Alec's mouth tightened. "How much?" he said abruptly.

"What?"

"How much money do you have?"

David fished in his bag and held up the coin.

"Why did I even ask?" Alec muttered. "All I had to do was keep driving. I swear I am never ever--" He got out of the cart and pointed at the child, said, "If you have someone steal this I'll find you and cut off your thumbs."

"Four bits to watch the horse," the child said disinterestedly. "Eight to watch so your stuff don't get taken."

"Eight? Do you think you're bargaining with--" he pointed at David. "Five."

"Seven."

"Okay, three."

"Five," the child said quickly. Alec nodded and walked off. After a minute he turned around and beckoned to David.

"Come on," he said impatiently. "One glass of ale and you'd better not order anything that comes covered in sauce because that always costs extra. And then that's it, you understand?"

"Not really," David said.

"I supposed I asked for that one," Alec muttered.

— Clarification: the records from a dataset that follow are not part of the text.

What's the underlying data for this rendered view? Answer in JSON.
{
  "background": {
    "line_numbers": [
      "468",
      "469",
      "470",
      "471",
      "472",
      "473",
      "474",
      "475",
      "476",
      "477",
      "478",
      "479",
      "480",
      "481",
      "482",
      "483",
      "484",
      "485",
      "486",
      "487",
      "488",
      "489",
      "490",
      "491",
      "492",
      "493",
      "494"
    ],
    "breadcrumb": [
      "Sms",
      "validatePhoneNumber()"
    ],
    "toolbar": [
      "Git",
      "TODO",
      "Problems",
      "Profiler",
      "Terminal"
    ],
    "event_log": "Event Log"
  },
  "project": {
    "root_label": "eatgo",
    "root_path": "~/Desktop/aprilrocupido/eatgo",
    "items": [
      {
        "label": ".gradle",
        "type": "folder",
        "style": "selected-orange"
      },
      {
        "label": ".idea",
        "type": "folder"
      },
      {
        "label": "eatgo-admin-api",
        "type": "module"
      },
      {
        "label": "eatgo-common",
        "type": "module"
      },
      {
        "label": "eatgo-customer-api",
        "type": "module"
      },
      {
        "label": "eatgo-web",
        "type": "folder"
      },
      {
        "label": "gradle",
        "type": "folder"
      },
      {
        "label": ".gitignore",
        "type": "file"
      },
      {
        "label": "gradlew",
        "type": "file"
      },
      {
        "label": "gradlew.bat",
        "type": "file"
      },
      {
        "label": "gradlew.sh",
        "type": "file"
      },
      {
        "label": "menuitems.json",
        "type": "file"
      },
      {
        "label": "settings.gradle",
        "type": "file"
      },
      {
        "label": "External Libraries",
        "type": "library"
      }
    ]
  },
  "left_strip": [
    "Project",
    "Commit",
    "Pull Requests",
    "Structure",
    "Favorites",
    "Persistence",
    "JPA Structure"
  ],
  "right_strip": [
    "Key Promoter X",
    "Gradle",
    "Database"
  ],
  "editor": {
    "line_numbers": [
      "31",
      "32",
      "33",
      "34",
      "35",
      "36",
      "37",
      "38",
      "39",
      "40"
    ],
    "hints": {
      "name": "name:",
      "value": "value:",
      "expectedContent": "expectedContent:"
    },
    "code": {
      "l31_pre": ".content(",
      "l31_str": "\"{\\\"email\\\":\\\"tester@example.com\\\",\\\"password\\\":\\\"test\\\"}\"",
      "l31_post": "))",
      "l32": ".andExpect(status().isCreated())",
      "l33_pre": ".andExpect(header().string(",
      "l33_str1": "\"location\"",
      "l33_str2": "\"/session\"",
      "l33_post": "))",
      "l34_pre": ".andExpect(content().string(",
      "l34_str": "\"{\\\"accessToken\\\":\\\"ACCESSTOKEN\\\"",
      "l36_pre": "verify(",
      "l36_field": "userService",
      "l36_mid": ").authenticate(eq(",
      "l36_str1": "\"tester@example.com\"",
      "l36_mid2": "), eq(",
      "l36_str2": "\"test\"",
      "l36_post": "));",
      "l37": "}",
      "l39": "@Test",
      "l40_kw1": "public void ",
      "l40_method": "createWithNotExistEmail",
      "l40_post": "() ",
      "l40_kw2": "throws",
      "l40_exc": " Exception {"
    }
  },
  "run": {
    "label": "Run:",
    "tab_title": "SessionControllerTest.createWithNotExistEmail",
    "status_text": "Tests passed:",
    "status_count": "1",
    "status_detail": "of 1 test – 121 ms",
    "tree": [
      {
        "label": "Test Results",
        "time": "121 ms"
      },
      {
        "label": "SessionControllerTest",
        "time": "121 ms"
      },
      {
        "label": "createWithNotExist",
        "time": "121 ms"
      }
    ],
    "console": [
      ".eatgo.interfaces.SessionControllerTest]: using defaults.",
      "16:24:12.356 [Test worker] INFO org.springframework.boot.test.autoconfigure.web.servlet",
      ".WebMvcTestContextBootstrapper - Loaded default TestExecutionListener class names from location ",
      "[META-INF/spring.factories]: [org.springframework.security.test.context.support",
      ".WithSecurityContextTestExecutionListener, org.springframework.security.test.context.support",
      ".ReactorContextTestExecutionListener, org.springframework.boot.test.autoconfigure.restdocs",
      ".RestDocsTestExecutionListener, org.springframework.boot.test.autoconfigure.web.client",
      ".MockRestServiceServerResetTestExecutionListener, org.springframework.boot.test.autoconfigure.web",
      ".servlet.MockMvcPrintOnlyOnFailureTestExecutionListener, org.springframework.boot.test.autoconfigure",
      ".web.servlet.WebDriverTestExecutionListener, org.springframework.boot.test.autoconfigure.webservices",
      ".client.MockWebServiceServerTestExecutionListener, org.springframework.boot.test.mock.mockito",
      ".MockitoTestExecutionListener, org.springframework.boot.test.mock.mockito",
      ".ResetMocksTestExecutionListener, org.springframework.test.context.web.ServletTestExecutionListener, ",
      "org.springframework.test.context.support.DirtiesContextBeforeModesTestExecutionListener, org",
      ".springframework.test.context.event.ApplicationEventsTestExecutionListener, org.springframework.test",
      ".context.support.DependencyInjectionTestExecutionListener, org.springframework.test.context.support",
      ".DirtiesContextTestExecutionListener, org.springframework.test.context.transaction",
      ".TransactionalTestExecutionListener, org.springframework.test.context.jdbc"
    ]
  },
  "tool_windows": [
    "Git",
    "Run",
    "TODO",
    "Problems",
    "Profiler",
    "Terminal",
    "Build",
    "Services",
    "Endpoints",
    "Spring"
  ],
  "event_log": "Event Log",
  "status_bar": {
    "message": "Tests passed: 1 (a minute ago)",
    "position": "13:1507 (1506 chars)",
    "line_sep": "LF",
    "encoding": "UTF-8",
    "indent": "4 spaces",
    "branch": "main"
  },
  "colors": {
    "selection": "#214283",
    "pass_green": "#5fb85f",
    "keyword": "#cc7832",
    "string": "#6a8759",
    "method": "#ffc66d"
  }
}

He took David inside a building that had a sign hanging from it, a swinging picture of a cup and a swirling word underneath. The first letter looked like a tree, long with two branches winding off it on either side. Inside it was smoky and dark and smelled like his nurse used to on holidays, a warm yeasty smell. It was hot too, almost furiously so, and David saw two fireplaces, one on either side of the room, both of them glowing red bright. It seemed every inch of space was filled with people, all of who were looking at them. At Alec. And the expressions on their faces at the sight of him were ugly, twisted mean smiles and angry frowns. Alec didn't seem to notice them.

"Troll," someone muttered as he passed by, eyes narrowing to slits.

"You mean miner," Alec said, and kept walking. David followed him, watching everyone watch Alec and feeling the room grow warmer still, as if something was starting to simmer under its surface.